Lombardi told Bart Starr, his quarterback, to run the ball and end the damn game. Starr called for a wedge block. His running back might have had trouble getting traction from the backfield, so Starr kept it himself, dove in and won the championship.

In 1966 (well, technically January of 1967), the Super Bowl was an afterthought. The NFL champ would play the AFL champ, but as the Packers had proved a year earlier (and would prove a week after this game), the NFL still reigned supreme. Not only had the Packers won a third straight championship, but they had made stars out of guard Jerry Kramer and center Ken Bowman, two positions that are not accustomed to the limelight. And when the clock ran down to all-zeroes, the fans at Lambeau decided not to bolt for their cars and the subsequent toastiness of their homes, but instead stormed the field, knocking over players and coaches and tearing down the uprights.

The Packers openly wept with joy after the game.

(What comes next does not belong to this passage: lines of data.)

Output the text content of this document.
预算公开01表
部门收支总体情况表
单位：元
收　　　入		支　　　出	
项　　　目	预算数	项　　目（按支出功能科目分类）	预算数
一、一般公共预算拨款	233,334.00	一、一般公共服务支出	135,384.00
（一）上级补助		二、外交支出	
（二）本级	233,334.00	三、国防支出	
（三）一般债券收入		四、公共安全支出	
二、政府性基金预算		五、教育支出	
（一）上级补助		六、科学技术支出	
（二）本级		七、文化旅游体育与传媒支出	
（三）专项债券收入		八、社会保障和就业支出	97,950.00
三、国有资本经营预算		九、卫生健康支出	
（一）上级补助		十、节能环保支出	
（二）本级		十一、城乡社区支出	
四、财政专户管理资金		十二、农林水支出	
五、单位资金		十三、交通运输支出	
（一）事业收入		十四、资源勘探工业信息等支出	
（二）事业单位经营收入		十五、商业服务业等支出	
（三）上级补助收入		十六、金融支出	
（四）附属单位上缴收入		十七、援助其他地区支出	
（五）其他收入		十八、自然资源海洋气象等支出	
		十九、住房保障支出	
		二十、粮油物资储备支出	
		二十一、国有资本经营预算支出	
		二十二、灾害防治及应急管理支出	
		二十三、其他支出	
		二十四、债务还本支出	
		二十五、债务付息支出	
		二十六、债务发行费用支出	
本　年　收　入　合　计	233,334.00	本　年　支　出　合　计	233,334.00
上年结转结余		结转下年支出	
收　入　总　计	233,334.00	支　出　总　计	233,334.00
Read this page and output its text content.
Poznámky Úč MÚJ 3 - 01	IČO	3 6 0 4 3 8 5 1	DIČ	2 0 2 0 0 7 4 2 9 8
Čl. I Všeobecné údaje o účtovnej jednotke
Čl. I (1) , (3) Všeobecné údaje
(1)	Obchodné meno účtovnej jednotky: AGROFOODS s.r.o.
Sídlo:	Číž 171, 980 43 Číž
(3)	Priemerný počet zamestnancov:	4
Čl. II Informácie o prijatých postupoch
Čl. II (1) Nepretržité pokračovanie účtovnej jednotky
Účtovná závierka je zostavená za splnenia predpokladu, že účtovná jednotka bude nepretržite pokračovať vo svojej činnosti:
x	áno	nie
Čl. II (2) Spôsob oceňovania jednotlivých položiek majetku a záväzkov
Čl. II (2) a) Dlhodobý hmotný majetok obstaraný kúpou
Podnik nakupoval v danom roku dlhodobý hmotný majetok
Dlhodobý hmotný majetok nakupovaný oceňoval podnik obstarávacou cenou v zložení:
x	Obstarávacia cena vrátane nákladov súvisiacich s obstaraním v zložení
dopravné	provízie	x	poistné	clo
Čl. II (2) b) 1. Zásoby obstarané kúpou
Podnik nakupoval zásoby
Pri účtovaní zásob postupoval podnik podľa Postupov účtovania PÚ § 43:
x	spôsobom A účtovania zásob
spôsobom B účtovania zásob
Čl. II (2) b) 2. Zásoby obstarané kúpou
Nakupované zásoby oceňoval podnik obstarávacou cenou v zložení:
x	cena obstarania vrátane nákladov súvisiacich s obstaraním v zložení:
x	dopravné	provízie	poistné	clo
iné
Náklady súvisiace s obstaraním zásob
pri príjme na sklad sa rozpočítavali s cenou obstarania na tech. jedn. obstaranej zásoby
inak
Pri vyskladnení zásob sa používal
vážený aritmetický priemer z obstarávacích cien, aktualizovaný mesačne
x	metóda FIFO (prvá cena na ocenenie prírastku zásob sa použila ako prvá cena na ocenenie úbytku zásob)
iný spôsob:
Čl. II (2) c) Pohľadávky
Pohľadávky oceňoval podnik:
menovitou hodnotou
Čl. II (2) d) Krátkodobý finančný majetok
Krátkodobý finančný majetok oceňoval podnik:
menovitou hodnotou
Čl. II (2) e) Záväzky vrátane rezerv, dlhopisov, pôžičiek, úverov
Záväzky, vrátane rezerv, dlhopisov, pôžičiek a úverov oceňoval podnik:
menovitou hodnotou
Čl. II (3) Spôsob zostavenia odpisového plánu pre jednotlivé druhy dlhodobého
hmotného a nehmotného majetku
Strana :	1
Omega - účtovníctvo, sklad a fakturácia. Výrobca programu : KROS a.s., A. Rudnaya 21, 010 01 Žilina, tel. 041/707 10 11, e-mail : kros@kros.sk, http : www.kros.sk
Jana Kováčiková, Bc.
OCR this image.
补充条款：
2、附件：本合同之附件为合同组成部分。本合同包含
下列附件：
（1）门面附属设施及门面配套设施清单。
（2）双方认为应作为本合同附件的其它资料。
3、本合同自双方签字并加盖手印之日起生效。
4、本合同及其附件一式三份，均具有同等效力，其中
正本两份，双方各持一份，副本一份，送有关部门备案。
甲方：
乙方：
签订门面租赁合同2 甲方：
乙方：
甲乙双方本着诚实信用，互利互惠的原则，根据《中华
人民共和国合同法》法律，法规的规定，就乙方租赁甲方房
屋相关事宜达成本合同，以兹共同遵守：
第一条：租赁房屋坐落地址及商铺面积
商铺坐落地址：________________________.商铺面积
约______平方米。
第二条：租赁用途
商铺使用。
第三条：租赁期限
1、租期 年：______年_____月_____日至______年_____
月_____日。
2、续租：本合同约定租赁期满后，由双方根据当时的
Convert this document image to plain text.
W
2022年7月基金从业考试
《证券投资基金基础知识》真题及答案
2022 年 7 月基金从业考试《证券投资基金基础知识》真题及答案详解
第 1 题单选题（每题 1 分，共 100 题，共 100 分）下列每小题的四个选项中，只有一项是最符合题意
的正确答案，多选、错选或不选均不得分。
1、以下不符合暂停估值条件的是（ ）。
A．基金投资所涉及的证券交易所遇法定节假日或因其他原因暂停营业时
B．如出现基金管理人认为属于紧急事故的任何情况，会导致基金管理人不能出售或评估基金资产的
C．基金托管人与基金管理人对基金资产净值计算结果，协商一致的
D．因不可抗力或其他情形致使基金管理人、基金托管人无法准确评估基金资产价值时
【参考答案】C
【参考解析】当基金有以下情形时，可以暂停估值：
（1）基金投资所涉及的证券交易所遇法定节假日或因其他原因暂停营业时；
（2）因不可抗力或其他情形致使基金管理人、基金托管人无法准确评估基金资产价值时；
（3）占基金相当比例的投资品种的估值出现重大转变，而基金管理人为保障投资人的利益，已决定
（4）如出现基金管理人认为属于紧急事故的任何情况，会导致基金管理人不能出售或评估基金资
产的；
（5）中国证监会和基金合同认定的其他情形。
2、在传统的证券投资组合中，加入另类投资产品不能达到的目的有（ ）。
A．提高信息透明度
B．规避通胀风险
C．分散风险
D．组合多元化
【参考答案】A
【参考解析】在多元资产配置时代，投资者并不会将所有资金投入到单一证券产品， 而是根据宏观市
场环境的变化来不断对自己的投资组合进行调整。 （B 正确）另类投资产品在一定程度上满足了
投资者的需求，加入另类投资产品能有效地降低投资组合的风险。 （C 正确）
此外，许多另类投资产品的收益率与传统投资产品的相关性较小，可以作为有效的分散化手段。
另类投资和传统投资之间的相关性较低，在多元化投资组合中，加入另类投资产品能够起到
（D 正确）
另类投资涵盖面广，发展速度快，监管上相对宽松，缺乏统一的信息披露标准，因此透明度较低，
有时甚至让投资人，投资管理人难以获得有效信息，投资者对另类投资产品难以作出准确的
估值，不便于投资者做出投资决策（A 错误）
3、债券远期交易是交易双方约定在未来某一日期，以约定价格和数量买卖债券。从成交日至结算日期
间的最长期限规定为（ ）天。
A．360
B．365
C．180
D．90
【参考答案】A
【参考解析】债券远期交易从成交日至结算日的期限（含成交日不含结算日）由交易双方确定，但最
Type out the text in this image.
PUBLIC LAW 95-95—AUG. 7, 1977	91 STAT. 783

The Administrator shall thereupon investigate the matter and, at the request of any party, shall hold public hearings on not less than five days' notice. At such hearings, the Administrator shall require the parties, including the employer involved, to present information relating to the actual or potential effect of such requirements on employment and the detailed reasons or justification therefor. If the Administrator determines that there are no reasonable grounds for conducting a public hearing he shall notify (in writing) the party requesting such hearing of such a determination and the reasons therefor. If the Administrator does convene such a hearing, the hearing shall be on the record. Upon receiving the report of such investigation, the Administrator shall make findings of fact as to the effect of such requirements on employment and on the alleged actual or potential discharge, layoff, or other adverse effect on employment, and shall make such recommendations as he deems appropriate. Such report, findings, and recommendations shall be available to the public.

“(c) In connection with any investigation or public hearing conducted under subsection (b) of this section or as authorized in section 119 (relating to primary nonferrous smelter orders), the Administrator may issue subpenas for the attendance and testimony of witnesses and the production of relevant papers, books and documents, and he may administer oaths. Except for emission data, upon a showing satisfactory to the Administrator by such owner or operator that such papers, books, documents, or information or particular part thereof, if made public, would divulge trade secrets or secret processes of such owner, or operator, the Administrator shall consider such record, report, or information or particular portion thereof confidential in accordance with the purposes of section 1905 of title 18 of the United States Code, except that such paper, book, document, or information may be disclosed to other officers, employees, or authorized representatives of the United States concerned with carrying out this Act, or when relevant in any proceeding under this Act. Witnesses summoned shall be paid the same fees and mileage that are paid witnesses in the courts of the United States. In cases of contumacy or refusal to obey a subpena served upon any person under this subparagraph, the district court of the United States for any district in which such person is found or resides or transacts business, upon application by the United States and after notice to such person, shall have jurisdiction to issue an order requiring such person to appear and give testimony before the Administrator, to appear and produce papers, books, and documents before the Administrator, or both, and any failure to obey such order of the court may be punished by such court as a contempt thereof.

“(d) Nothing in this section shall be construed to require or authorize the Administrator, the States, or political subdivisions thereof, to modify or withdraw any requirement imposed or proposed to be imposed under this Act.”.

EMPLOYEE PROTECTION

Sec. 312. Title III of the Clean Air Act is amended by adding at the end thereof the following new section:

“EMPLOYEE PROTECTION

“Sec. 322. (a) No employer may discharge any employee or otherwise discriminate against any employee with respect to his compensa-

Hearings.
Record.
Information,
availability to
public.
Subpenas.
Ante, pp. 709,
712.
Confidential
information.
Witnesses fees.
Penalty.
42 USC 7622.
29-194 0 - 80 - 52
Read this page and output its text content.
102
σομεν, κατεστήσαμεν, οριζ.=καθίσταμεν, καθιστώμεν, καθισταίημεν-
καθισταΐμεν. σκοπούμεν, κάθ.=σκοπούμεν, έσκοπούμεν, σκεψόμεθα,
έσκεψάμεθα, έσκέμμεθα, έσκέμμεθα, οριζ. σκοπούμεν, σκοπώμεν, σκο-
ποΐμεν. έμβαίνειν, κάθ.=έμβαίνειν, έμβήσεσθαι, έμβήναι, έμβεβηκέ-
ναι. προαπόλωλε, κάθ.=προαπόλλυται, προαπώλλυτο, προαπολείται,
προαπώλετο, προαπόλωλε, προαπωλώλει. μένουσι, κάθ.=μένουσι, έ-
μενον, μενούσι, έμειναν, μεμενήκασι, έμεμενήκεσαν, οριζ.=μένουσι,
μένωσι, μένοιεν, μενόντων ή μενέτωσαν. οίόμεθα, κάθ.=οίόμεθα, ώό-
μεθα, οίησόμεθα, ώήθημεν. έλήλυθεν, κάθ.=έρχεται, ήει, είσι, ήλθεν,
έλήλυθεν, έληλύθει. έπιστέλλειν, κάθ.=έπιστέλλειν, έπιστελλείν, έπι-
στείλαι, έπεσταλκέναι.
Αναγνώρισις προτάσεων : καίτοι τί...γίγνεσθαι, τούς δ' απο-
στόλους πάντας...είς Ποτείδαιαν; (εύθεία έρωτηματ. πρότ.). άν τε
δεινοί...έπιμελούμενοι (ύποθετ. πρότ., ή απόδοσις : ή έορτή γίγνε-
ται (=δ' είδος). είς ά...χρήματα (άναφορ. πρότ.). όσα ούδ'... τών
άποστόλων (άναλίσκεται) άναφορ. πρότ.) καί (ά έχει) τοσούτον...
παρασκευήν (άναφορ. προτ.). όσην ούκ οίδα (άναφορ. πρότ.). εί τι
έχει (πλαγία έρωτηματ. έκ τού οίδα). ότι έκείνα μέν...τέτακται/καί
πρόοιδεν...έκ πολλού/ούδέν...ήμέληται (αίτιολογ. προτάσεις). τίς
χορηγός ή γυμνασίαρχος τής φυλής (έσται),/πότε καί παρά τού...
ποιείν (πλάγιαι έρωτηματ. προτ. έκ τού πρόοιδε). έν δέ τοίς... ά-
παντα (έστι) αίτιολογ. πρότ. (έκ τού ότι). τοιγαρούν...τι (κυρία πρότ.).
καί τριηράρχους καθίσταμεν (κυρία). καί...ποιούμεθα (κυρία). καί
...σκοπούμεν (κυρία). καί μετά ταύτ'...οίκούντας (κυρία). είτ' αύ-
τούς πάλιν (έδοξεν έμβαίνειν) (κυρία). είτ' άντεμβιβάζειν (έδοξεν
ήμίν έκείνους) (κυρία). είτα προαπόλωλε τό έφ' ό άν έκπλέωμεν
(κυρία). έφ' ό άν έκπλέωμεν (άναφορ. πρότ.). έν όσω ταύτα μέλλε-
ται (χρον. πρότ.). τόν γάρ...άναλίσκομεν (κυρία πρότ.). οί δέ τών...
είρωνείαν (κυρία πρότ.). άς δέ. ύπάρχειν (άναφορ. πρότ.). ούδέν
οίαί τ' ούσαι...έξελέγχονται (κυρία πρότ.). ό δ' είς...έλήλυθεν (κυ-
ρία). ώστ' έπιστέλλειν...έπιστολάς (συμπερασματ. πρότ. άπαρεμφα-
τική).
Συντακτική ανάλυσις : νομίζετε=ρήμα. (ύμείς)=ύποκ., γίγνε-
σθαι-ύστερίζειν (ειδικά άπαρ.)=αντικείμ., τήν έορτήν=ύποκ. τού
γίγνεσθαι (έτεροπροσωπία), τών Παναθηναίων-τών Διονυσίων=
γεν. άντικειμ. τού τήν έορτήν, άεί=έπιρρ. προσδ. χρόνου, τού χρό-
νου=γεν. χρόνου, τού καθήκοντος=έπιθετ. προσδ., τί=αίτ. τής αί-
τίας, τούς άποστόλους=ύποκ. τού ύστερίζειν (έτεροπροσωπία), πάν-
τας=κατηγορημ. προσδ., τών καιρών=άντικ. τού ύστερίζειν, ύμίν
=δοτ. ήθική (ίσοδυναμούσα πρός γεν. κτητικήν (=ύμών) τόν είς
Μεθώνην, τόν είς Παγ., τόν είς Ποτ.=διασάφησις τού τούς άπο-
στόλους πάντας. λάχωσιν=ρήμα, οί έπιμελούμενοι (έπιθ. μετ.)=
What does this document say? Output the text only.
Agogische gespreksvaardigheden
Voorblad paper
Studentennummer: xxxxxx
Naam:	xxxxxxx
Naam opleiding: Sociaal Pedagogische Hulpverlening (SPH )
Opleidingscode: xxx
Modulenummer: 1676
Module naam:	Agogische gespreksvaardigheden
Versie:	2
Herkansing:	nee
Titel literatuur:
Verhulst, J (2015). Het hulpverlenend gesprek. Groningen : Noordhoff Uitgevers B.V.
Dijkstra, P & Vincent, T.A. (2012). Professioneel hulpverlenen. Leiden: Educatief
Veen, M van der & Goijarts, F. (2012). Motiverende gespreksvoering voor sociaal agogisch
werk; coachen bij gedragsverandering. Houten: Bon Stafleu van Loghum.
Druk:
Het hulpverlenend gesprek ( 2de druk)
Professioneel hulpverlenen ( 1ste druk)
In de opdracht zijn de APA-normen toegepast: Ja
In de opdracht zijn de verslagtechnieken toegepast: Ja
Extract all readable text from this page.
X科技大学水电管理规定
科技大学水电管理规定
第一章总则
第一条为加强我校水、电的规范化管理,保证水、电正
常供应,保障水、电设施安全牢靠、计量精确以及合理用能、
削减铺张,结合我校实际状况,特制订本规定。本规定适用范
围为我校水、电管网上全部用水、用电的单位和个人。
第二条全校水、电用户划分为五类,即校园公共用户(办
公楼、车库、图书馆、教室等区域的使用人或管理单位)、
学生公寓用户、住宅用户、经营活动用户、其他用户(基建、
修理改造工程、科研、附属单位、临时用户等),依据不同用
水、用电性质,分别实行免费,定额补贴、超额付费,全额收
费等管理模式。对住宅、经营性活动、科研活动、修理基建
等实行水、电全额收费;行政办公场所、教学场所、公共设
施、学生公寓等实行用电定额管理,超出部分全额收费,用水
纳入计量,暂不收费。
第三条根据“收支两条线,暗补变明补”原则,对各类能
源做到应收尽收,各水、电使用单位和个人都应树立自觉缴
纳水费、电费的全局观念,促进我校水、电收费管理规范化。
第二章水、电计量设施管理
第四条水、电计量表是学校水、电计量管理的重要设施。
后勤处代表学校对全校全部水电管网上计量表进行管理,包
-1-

Bart Starr and several other players on both sides were treated for frostbite. Linebacker Ray Nitschke lost his toenails and saw his toes turn purple. Numerous players suffered flu-like symptoms as they tried to recover. Vince Lombardi, whose team had won five championships in seven years as well as the first two Super Bowls, would retire after the Super Bowl II win.

Landry’s Cowboys, shaken to their frosty core by the loss, would find themselves on top of the league four years later. But the Ice Bowl hit them hard.

When reporter Frank Gifford interviewed Cowboys quarterback Don Meredith in the locker room afterwards, the obvious chemistry between the two led to them being paired up with Howard Cosell in 1971 as the first three broadcasters for Monday Night Football. So that was one silver lining that emerged for a Cowboy that day.

Today’s game between the Packers and the 49ers will likely not squeak into the rank of all-time legendary games (though an argument could be made for yesterday’s Kansas City-Indianapolis bout). Unlike the original Ice Bowl, which solidified Lombardi’s place in the league’s history and ensured his name would end up on the game’s most coveted trophy, this is simply a Wild Card weekend battle, with the winner facing a deadly foe next week in Carolina.

But for the players it will be a monument to their spirit, one they can hold over their children for years to come (“It’s too cold to go out and shovel? I had to tackle Frank friggin’ Gore in -40 winds, you lazy shit.”).

I’ll be watching, with a fire in the fireplace, a thick blanket keeping me pinned to the couch, a tasty cup of whiskey-infused coffee at my side. As it should be.